SSH Debugging: Tunnel Timeout

SSH Debugging: Tunnel Timeout
Abstract:
SSH is a tool which allows for encryption of credentials as well as traffic (command line or proxied TCP streams) when attaching a session between two servers (covered in article #1.) The session can be connected automatically, through the use of shared keys (covered in article #2.) When the SSH tunnel is traversing firewalls, keep-alive traffic can be initiated, so the firewall will not terminate the tunnel due to lack of traffic (covered in this article.)

Timeout:
When SSH must pass through a firewall, it is not uncommon that the firewall may terminate sessions or sockets which pass through a firewall (juniper, firewall1, etc.) into a DMZ, when they have been idle for a period of time. This can be solved either on the client or server end. It is not necessary to add the clause to both the client and server side.


Client Timeout:
On the client machine, one can add a line to the /etc/ssh/ssh_config file, to allow the client to send a packet every 60 seconds, to keep the firewall from terminating an idle tunnel.

sun9999/root# grep ^ServerAliveInterval /etc/ssh/ssh_config
ServerAliveInterval 60

Server Timeout:
On the server machine, one can add a line to the /etc/ssh/sshd_config file, to allow the server to initiate a timeout to the client every 60 seconds, to keep the firewall from terminating an idle tunnel.

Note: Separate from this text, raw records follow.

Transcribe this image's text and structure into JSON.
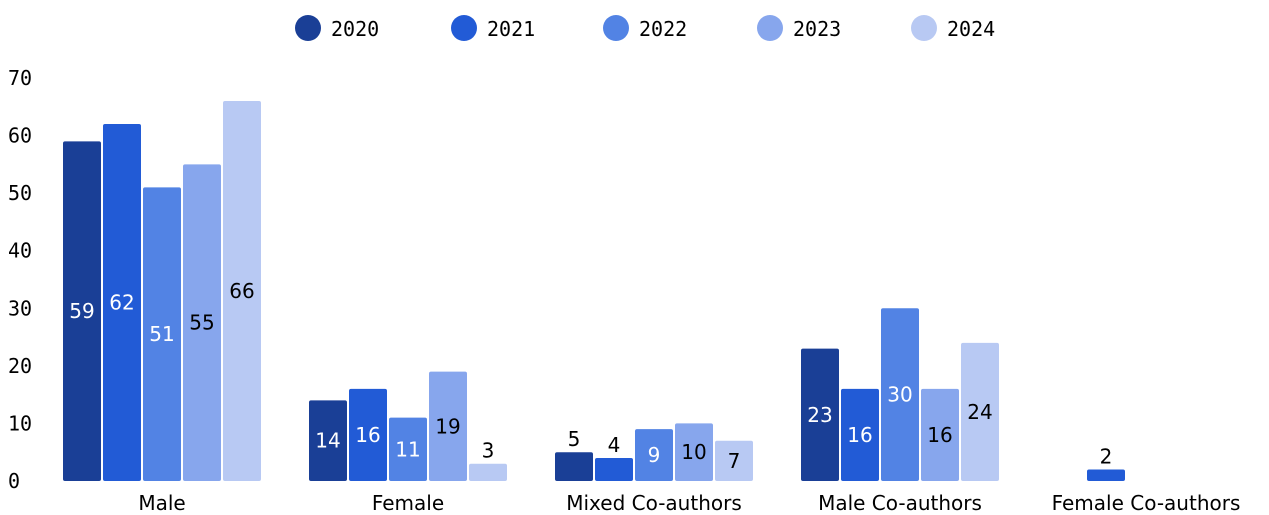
{
  "chart_data": {
    "type": "bar",
    "categories": [
      "Male",
      "Female",
      "Mixed Co-authors",
      "Male Co-authors",
      "Female Co-authors"
    ],
    "series": [
      {
        "name": "2020",
        "color": "#1a3f96",
        "values": [
          59,
          14,
          5,
          23,
          null
        ]
      },
      {
        "name": "2021",
        "color": "#225bd6",
        "values": [
          62,
          16,
          4,
          16,
          2
        ]
      },
      {
        "name": "2022",
        "color": "#5283e4",
        "values": [
          51,
          11,
          9,
          30,
          null
        ]
      },
      {
        "name": "2023",
        "color": "#87a6ed",
        "values": [
          55,
          19,
          10,
          16,
          null
        ]
      },
      {
        "name": "2024",
        "color": "#b8c9f3",
        "values": [
          66,
          3,
          7,
          24,
          null
        ]
      }
    ],
    "y_ticks": [
      "0",
      "10",
      "20",
      "30",
      "40",
      "50",
      "60",
      "70"
    ],
    "ylim": [
      0,
      70
    ],
    "grid": false,
    "legend_position": "top-center",
    "data_labels": true
  }
}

sun9999/root# grep ^ClientAliveInterval /etc/ssh/sshd_config
ClientAliveInterval 60

The SSH service must be restarted, in order to use the new settings.

sun9999/root# svcs ssh
STATE STIME FMRI
online Apr_06 svc:/network/ssh:default

sun9999/root# svcadm disable ssh
sun9999/root# svcs ssh
STATE STIME FMRI
disabled 9:52:03 svc:/network/ssh:default

sun9999/root# svcadm enable ssh
sun9999/root# svcs ssh
STATE STIME FMRI
online 9:52:08 svc:/network/ssh:default

The disable and enable is all that is required, but being a little paranoid, I prefer to see the status before and after making changes such as this to a critical access protocol.